Motion estimation with scalable searching range
An efficient motion estimation with an accurate starting point prediction and a scalable searching range is disclosed. A storage device saving MVs and SADs of an entire frame of the nearest neighboring frame and surrounding blocks is implemented. The majority or an average of MVs of the surrounding blocks and the corresponding position of at least one nearest neighboring frame is selected to be the starting point of the best match block full search. A threshold value is determined to early stop the calculation of the best match block search. Depending on the MV values of the surrounding blocks and a corresponding block in a nearest neighboring frame, pixels within a calculated scalable searching range are moved into a smaller on-chip searching range buffer from a larger reference frame buffer.
1. Field of Invention
The present invention is related to digital video compression, and more specifically, to an efficient motion estimation method with a fast memory buffer pixel data accessing that results in the saving of time of moving pixel data from a larger buffer to the motion estimator.
2. Description of Related Art
Digital video has been adopted in an increasing number of applications, which include video telephony, video conferencing, surveillance system, VCD (Video CD), DVD, and digital TV. In the past almost two decades, ISO and ITU have separately or jointly developed and defined some digital video compression standards including MPEG-1, MPEG-2, MPEG-4, MPEG-7, H.261, H.263 and H.264. The success of development of the video compression standards fuels the wide applications. The advantage of image and video compression techniques significantly saves the storage space and transmission time without sacrificing much of the image quality.
Most ISO and ITU motion video compression standards adopt Y, Cb and Cr as the pixel elements, which are derived from the original R (Red), G (Green), and B (Blue) color components. The Y stands for the degree of “Luminance”, while the Cb and Cr represent the color difference been separated from the “Luminance”. In both still and motion picture compression algorithms, the 8×8 pixels “Block” based Y, Cb and Cr go through the similar compression procedure individually.
Since the motion estimation consumes most computing power in the video compression procedure, the speed up of the motion estimation benefits in the total video compression performance enhancement. Bad or inaccurate measurement of the motion vector, the MV, results in larger differences between the targeted macroblock and the so called “best match” macroblock to cause higher bit rate of the compressed bit stream. A higher bit rate causes longer time in transmitting the data and requires more storage device to save the data. A commonly used method of reducing the bit rate is to quantize the DCT coefficients by using coarser quantization scales, which will more or less degrade the image quality and trigger more artifacts. Therefore, the compression performance, image quality and bit rate, are mostly likely conflicting requirements in video compression and becomes tradeoffs in the video compression system design.

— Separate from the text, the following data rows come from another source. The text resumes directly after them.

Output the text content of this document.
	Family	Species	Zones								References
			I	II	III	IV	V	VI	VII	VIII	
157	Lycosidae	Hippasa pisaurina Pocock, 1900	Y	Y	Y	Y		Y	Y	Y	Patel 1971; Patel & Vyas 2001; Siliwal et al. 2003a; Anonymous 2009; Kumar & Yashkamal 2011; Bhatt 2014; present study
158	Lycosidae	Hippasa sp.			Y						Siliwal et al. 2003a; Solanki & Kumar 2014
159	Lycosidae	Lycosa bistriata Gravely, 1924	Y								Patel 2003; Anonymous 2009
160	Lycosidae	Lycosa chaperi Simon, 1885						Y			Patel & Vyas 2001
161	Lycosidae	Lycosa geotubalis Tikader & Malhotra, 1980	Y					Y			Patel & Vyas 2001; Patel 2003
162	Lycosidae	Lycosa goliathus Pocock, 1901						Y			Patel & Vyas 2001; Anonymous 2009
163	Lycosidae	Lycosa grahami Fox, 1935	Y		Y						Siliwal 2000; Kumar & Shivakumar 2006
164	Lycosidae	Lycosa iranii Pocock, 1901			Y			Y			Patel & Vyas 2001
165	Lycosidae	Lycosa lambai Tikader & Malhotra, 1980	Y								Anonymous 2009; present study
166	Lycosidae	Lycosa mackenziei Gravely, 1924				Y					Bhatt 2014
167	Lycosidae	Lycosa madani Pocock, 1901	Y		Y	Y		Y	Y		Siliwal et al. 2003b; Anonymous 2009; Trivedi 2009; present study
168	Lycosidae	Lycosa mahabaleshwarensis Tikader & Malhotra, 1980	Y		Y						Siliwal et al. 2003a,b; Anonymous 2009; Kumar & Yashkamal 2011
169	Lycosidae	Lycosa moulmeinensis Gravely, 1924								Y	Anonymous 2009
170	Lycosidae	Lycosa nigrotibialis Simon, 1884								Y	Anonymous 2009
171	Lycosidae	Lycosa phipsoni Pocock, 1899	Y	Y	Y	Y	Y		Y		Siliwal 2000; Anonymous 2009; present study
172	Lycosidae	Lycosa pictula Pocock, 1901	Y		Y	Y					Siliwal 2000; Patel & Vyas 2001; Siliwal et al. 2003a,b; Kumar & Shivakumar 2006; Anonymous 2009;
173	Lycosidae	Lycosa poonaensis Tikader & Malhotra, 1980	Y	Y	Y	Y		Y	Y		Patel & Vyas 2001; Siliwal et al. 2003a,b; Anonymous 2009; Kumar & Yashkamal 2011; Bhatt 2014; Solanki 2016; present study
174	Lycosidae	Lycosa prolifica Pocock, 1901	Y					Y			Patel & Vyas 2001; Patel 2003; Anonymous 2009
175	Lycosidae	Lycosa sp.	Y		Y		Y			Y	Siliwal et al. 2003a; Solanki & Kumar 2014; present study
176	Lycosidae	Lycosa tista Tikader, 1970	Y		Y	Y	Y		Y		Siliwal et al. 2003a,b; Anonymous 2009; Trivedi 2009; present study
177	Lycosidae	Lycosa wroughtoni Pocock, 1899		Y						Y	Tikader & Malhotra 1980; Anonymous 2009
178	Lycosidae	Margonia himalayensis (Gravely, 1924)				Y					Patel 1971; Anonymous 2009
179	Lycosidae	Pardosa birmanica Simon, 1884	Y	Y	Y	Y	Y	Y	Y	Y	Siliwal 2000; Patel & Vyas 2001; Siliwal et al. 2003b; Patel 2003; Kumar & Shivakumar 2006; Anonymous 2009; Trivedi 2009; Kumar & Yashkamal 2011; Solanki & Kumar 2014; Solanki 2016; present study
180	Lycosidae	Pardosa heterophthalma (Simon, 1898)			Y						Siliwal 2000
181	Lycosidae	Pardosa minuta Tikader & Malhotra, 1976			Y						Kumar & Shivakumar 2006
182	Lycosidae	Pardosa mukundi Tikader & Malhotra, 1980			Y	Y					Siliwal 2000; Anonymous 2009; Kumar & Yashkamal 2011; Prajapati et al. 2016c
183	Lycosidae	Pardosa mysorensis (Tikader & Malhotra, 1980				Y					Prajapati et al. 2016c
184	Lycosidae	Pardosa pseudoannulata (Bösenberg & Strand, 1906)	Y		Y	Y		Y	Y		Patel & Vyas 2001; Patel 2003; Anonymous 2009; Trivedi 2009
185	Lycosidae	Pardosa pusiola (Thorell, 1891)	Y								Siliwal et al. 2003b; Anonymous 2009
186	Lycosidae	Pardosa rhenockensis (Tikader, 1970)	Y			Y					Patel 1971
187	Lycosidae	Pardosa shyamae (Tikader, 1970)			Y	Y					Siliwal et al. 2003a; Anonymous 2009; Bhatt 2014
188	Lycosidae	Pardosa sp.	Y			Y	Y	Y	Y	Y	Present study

In most prior arts of the motion estimation, the searching range is fixed once the frame size or said the resolution is decided. For instance, said +16 pixels, −15 pixels in X-axis and Y-axis directions. Once the searching range is defined, all blocks within all frames on a video sequence follow the same searching range and move all pixels within the searching range into an on-chip pixel buffer which is use to temporarily store pixels of searching range for each macroblock best match searching. This kind of pixels' moving and storage with fixed searching range cost a lot of times of moving pixels and very often become critical in timing since moving data from off-chip costs much longer time due to the factor that the system board has much higher capacitive loading than an on-chip data path loading. Some times, the whole encoder stops operating caused by the factor of running out of pixels data in the searching range during motion estimation because of slow searching range pixels moving. This degrades the encoding efficiency and causes bad image quality.
SUMMARY OF THE INVENTIONMost motion estimation algorithms require about 50%-60% of the total computing power of the video stream encoding. Accurate prediction of the starting point of searching determines the time of the best match block searching. Allocating pixels of a searching range from an off-chip frame buffer into an on-chip buffer is very time consuming. The present invention is related to a method and apparatus of an efficient motion estimation with accurate starting point prediction and efficient means of allocating pixels within a searching range, which plays an important role in the reduction of time in the motion estimation.
According to an embodiment of this invention, a starting point of the best match block searching is the majority of the surrounding blocks plus the corresponding block of previous frame.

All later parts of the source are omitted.